Targeting batch sizes in the range of 20,000 to 50,000 or more per cutting edge, Schwanog has two types of customers, as described by Mr. Johannsen. “About 20 percent buy blanks and put the profiles in by themselves. The rest are buying the finished inserts. These customers send us a part drawing generally by e-mail from which a form tool drawing with a unique tool number is being created that is later used for reording. The tool drawing is electronically forwarded to the customer for approval. Within 1 to 2 weeks, the inserts are delivered and cutting parts.”

Once the inserts are cutting, the quality really comes into play. Mr. Johannsen cites an example of a customer that originally machined its own inserts from blanks. These inserts lasted for 5,000 parts. Schwanog provided inserts that, with the first cutting edge, produced 50,000 parts. Then, the insert was indexed and produced another 25,000 parts. The increase in the number of parts alone more than made up for the difference in price, but that is the smaller picture. More important is that the machine was not down nearly as long. When the machine is down to switch tools, however, it is only for about a minute because of Schwanog’s interchangeable system and its repeatability of the tools.

It is this logic that allows a shop to be more competitive because more parts in less time means lower part prices. What allows these inserts to be so effective? The company uses refined grinding and EDM techniques to produce a finer (sharper) tool nose edge on its carbide inserts.
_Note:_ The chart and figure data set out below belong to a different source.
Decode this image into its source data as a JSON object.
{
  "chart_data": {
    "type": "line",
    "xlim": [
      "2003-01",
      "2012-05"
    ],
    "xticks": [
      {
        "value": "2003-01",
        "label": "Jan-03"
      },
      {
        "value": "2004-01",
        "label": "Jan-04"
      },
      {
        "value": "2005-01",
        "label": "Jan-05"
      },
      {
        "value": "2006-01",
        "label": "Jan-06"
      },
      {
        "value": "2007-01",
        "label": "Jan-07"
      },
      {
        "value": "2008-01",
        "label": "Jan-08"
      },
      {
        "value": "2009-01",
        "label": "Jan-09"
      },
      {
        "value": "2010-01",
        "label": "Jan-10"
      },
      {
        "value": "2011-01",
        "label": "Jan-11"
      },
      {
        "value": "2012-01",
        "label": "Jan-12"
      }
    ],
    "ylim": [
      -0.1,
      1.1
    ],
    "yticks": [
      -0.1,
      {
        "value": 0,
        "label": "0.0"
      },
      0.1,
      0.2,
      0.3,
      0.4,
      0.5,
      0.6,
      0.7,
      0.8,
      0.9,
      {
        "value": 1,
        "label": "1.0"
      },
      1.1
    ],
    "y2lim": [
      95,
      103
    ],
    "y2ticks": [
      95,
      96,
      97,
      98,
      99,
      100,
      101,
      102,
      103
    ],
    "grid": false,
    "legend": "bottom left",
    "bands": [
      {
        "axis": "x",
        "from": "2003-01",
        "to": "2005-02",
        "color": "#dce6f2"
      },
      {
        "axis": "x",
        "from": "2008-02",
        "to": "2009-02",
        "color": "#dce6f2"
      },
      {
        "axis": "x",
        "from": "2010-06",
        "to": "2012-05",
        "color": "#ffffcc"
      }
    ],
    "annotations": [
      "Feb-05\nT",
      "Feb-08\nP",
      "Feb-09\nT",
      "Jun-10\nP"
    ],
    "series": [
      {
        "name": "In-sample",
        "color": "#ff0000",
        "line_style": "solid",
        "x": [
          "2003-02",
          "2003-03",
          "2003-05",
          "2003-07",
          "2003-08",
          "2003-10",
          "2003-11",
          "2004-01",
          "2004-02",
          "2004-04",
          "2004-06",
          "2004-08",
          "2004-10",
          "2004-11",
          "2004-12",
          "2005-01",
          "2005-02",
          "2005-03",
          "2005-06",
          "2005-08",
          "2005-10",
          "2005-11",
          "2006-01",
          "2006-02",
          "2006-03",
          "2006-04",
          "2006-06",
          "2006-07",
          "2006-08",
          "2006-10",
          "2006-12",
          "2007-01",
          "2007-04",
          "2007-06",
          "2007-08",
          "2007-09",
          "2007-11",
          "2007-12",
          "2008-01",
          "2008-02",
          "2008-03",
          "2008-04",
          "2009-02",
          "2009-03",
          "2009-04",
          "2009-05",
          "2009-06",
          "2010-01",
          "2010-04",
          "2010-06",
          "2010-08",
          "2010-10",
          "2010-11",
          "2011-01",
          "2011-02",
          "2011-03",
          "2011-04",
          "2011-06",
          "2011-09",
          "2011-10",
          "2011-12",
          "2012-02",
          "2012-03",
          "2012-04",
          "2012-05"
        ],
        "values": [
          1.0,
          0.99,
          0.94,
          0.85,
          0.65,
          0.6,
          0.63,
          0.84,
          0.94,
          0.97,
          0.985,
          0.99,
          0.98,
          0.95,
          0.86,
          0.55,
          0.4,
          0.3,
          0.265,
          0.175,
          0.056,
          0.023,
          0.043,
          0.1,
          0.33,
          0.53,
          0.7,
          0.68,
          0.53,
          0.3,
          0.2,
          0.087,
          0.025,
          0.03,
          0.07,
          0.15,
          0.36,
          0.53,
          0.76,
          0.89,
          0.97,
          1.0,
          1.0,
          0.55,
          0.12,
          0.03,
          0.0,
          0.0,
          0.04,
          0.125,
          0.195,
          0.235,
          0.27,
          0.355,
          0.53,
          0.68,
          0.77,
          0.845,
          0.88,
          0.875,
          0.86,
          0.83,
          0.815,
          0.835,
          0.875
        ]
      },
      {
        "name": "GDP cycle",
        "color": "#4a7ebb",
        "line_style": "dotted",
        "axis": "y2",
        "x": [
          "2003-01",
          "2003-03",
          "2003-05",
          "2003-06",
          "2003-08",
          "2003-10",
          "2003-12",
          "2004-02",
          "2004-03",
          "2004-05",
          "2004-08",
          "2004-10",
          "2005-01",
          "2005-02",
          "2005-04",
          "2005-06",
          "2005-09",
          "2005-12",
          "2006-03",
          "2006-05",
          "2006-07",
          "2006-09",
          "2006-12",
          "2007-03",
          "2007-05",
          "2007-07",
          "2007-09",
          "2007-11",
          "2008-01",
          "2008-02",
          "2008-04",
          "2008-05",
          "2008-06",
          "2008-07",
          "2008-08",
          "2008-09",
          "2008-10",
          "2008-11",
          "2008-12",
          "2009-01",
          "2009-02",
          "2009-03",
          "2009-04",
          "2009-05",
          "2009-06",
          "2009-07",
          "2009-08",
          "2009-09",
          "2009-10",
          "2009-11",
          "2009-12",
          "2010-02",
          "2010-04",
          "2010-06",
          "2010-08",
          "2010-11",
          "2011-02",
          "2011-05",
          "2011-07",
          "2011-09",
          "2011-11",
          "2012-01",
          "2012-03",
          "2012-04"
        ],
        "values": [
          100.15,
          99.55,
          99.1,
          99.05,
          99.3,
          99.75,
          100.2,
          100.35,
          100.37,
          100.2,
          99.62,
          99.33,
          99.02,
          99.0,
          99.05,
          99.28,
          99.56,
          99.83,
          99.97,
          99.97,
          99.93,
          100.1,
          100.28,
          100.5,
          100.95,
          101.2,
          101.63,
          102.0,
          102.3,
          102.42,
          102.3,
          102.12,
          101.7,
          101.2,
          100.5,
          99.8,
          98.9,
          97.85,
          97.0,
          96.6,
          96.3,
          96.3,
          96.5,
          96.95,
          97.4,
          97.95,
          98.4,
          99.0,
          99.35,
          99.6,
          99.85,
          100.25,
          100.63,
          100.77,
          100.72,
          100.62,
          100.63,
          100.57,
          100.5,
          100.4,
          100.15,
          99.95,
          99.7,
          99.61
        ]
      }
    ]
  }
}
The ideal production of the inserts involves grinding. With a Haas Multigrind machine on the floor in the production facility in Elgin and one more on order, due in March, Mr. Johannsen feels the company can produce state-of-the-art inserts. The grinding machine uses a Siemens controller, with programming written by Haas Multigrind. Schwanog, though, has modified the programming and added a self-developed tool handling system to fit the company’s needs, allowing unmanned operation and production of the cutting tools.

Although EDM does not produce quite as good of a cutting surface on the inserts, sometimes it is the only option, depending on the form. The company is using Agie Challenge machines for wire cutting inserts and toolholders. A new machine is on order and due in March.
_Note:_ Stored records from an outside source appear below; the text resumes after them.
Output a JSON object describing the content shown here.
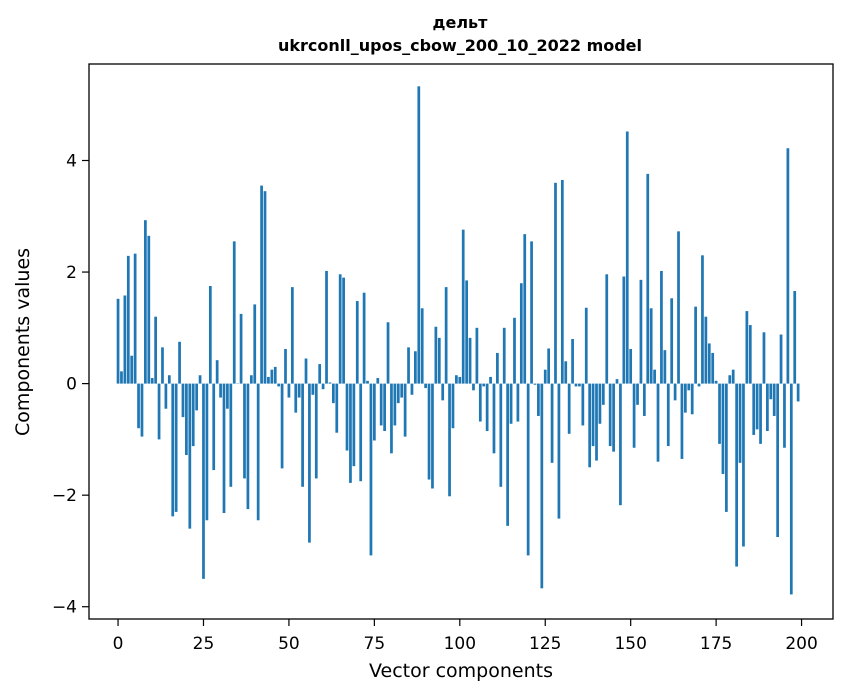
{
  "chart_data": {
    "type": "bar",
    "title_line1": "дельт",
    "title_line2": "ukrconll_upos_cbow_200_10_2022 model",
    "xlabel": "Vector components",
    "ylabel": "Components values",
    "xlim": [
      -8.5,
      209.2
    ],
    "ylim": [
      -4.22,
      5.73
    ],
    "xticks": [
      0,
      25,
      50,
      75,
      100,
      125,
      150,
      175,
      200
    ],
    "xtick_labels": [
      "0",
      "25",
      "50",
      "75",
      "100",
      "125",
      "150",
      "175",
      "200"
    ],
    "yticks": [
      -4,
      -2,
      0,
      2,
      4
    ],
    "ytick_labels": [
      "−4",
      "−2",
      "0",
      "2",
      "4"
    ],
    "grid": false,
    "bar_color": "#1f77b4",
    "x": [
      0,
      1,
      2,
      3,
      4,
      5,
      6,
      7,
      8,
      9,
      10,
      11,
      12,
      13,
      14,
      15,
      16,
      17,
      18,
      19,
      20,
      21,
      22,
      23,
      24,
      25,
      26,
      27,
      28,
      29,
      30,
      31,
      32,
      33,
      34,
      35,
      36,
      37,
      38,
      39,
      40,
      41,
      42,
      43,
      44,
      45,
      46,
      47,
      48,
      49,
      50,
      51,
      52,
      53,
      54,
      55,
      56,
      57,
      58,
      59,
      60,
      61,
      62,
      63,
      64,
      65,
      66,
      67,
      68,
      69,
      70,
      71,
      72,
      73,
      74,
      75,
      76,
      77,
      78,
      79,
      80,
      81,
      82,
      83,
      84,
      85,
      86,
      87,
      88,
      89,
      90,
      91,
      92,
      93,
      94,
      95,
      96,
      97,
      98,
      99,
      100,
      101,
      102,
      103,
      104,
      105,
      106,
      107,
      108,
      109,
      110,
      111,
      112,
      113,
      114,
      115,
      116,
      117,
      118,
      119,
      120,
      121,
      122,
      123,
      124,
      125,
      126,
      127,
      128,
      129,
      130,
      131,
      132,
      133,
      134,
      135,
      136,
      137,
      138,
      139,
      140,
      141,
      142,
      143,
      144,
      145,
      146,
      147,
      148,
      149,
      150,
      151,
      152,
      153,
      154,
      155,
      156,
      157,
      158,
      159,
      160,
      161,
      162,
      163,
      164,
      165,
      166,
      167,
      168,
      169,
      170,
      171,
      172,
      173,
      174,
      175,
      176,
      177,
      178,
      179,
      180,
      181,
      182,
      183,
      184,
      185,
      186,
      187,
      188,
      189,
      190,
      191,
      192,
      193,
      194,
      195,
      196,
      197,
      198,
      199
    ],
    "values": [
      1.52,
      0.22,
      1.58,
      2.29,
      0.5,
      2.33,
      -0.8,
      -0.95,
      2.93,
      2.65,
      0.1,
      1.2,
      -1.0,
      0.65,
      -0.45,
      0.15,
      -2.38,
      -2.3,
      0.75,
      -0.6,
      -1.28,
      -2.6,
      -1.12,
      -0.48,
      0.15,
      -3.5,
      -2.45,
      1.75,
      -1.55,
      0.42,
      -0.25,
      -2.32,
      -0.45,
      -1.85,
      2.55,
      0.0,
      1.25,
      -1.7,
      -2.25,
      0.15,
      1.42,
      -2.45,
      3.55,
      3.45,
      0.12,
      0.25,
      0.3,
      -0.05,
      -1.52,
      0.62,
      -0.25,
      1.73,
      -0.52,
      -0.25,
      -1.85,
      0.45,
      -2.85,
      -0.2,
      -1.7,
      0.35,
      -0.1,
      2.02,
      0.02,
      -0.35,
      -0.88,
      1.96,
      1.9,
      -1.2,
      -1.78,
      -1.48,
      1.48,
      -1.75,
      1.63,
      0.05,
      -3.08,
      -1.02,
      0.1,
      -0.75,
      -0.85,
      1.1,
      -1.25,
      -0.75,
      -0.35,
      -0.25,
      -0.95,
      0.65,
      -0.2,
      0.58,
      5.33,
      1.35,
      -0.08,
      -1.72,
      -1.88,
      1.02,
      0.82,
      -0.3,
      1.73,
      -2.02,
      -0.8,
      0.15,
      0.12,
      2.76,
      1.85,
      0.82,
      -0.12,
      1.0,
      -0.68,
      -0.05,
      -0.85,
      0.12,
      -1.25,
      0.55,
      -1.85,
      1.0,
      -2.55,
      -0.72,
      1.18,
      -0.68,
      1.8,
      2.68,
      -3.08,
      2.55,
      -0.02,
      -0.58,
      -3.67,
      0.25,
      0.63,
      -1.42,
      3.6,
      -2.42,
      3.65,
      0.4,
      -0.9,
      0.8,
      -0.05,
      -0.05,
      -0.75,
      1.36,
      -1.5,
      -1.12,
      -1.38,
      -0.72,
      -0.38,
      1.96,
      -1.12,
      -1.22,
      0.08,
      -2.18,
      1.92,
      4.52,
      0.62,
      -1.15,
      -0.38,
      1.86,
      -0.58,
      3.76,
      1.35,
      0.25,
      -1.4,
      2.02,
      0.6,
      -1.12,
      1.53,
      -0.3,
      2.73,
      -1.35,
      -0.52,
      -0.12,
      -0.55,
      1.38,
      -0.05,
      2.3,
      1.2,
      0.72,
      0.55,
      0.05,
      -1.08,
      -1.62,
      -2.3,
      0.15,
      0.25,
      -3.28,
      -1.42,
      -2.92,
      1.3,
      1.05,
      -0.92,
      -0.82,
      -1.08,
      0.92,
      -0.85,
      -0.28,
      -0.58,
      -2.75,
      0.88,
      -1.15,
      4.22,
      -3.78,
      1.66,
      -0.32
    ]
  }
}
When Schwanog began in the indexable insert market in the United States, 80 percent of its business was in the automotive industry. Gradually, the company’s ability to supply quality inserts with fast delivery has allowed it to move heavily into the medical field, currently with about 50 percent of its business there. It is areas such as this, where orders are smaller and fast delivery is even more significant, that spindle utilization pays off most.